Grew climbed into the passage and began the slow arduous task of dragging himself forward. Inch by inch he snaked through the ink black darkness, pulling his rifle behind him. After ten feet he saw the faint glow of a torch the hunters had thrust into the tiger’s chamber through chinked rock on the opposite side. He had barely covered another foot when the tunnel reverberated with a booming growl. Another few feet and Grew could just make out a set of calloused green glowing eyes staring through him. Grew had reached the opening to the chamber. The tiger was less than four feet in front of him.

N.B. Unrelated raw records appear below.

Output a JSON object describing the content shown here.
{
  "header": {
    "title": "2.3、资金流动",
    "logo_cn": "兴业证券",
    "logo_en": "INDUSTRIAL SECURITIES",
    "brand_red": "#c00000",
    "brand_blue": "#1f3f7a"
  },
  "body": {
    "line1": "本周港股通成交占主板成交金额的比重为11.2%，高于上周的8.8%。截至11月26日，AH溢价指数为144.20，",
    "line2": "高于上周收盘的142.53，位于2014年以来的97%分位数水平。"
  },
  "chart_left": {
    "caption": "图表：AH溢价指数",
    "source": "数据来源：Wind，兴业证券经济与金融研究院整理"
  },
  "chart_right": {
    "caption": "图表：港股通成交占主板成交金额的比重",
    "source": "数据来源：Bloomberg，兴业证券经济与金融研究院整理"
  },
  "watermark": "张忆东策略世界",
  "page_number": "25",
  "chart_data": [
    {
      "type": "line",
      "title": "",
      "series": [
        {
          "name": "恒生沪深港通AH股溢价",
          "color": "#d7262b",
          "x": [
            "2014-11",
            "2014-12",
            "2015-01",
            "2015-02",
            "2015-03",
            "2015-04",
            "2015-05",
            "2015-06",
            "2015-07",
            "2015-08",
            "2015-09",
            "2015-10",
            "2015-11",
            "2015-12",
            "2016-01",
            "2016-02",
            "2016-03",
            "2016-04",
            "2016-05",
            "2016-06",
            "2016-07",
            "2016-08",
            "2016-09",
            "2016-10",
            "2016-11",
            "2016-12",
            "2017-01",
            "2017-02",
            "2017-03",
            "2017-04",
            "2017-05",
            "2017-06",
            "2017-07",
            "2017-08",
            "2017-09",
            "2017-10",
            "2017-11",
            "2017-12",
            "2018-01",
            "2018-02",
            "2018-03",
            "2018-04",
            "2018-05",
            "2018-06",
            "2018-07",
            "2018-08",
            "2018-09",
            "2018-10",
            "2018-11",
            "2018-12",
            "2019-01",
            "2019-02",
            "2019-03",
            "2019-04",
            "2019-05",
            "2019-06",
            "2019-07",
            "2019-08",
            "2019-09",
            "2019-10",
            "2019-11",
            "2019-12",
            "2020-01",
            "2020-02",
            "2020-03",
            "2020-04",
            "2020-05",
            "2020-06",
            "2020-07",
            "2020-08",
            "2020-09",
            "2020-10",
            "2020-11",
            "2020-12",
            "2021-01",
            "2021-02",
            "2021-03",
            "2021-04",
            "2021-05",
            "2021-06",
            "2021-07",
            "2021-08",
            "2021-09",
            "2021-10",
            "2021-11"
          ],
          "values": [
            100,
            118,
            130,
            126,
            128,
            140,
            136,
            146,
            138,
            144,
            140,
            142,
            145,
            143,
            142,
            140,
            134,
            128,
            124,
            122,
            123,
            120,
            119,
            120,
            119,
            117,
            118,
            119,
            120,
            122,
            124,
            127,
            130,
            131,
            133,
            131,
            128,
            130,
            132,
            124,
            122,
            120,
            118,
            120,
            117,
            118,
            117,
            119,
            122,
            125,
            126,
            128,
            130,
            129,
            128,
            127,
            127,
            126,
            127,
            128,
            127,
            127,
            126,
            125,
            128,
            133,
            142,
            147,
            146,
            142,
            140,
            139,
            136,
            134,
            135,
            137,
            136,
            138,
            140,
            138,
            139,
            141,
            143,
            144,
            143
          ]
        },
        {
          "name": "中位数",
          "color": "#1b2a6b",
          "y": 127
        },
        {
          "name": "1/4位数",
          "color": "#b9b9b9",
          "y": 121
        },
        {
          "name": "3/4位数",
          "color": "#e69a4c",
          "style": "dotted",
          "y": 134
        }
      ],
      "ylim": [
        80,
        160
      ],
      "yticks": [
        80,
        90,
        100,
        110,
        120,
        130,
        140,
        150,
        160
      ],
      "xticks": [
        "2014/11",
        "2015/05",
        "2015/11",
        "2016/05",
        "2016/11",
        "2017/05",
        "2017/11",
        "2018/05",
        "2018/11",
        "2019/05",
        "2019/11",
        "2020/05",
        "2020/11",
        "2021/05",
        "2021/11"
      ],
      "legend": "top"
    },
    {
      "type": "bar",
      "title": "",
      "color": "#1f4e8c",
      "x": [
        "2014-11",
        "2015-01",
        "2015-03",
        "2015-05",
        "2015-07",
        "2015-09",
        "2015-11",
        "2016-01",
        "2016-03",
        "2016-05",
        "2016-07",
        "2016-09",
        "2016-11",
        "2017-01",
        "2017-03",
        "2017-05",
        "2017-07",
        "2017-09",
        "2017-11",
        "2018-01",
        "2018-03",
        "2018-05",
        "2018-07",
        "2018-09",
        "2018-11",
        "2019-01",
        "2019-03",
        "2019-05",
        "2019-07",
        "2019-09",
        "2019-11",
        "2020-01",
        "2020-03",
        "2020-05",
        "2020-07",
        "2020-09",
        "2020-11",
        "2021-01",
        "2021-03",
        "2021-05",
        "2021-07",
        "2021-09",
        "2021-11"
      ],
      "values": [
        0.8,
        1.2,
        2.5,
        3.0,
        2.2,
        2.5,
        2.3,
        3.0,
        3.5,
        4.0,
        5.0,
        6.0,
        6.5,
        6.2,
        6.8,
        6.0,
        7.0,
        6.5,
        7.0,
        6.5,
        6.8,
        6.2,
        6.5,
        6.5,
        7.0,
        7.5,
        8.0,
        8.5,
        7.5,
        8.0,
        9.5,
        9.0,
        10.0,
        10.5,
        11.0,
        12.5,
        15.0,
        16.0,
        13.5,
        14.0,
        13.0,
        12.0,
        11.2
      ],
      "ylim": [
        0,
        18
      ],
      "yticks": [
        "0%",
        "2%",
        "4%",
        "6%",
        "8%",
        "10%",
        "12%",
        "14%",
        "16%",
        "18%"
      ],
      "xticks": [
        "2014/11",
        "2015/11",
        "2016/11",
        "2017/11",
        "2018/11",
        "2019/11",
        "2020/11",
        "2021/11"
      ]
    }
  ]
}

The tiger’s back arched against the shadows. Canine teeth parted in muted torch light releasing a deafening scream. Panic gripped Grew as he pulled his rifle forward and fired with blind luck. The rifle’s report snuffed the torch against the far wall, plunging the cavern into the kind of darkness known only in nightmares. The ringing in Grew’s ears subsided into the screams of the hunters behind him and the frothy growl of the cat before him. Grew fired again into the darkness. A shockwave of noise and percussion flooded the tunnel at the rifle’s blast. Grew strained to listen eventually training in on the sound of slow steady panting giving way to stillness as the tiger succumbed to its last fight. Taking his first breath in what seemed like an eternity Grew began backing his way out of the tunnel.
Several hours passed before the hunters got the tiger topside. Measuring 10 feet six inches from nose to tail the monstrous cat was declared to be the largest ever taken in the area. Later that night the tiger hunters replenished their bravery by consuming the tiger during a huge celebration. Grew apparently still had enough bravery left within him as he opted not to eat any of his kill. Instead he planned his next hunt.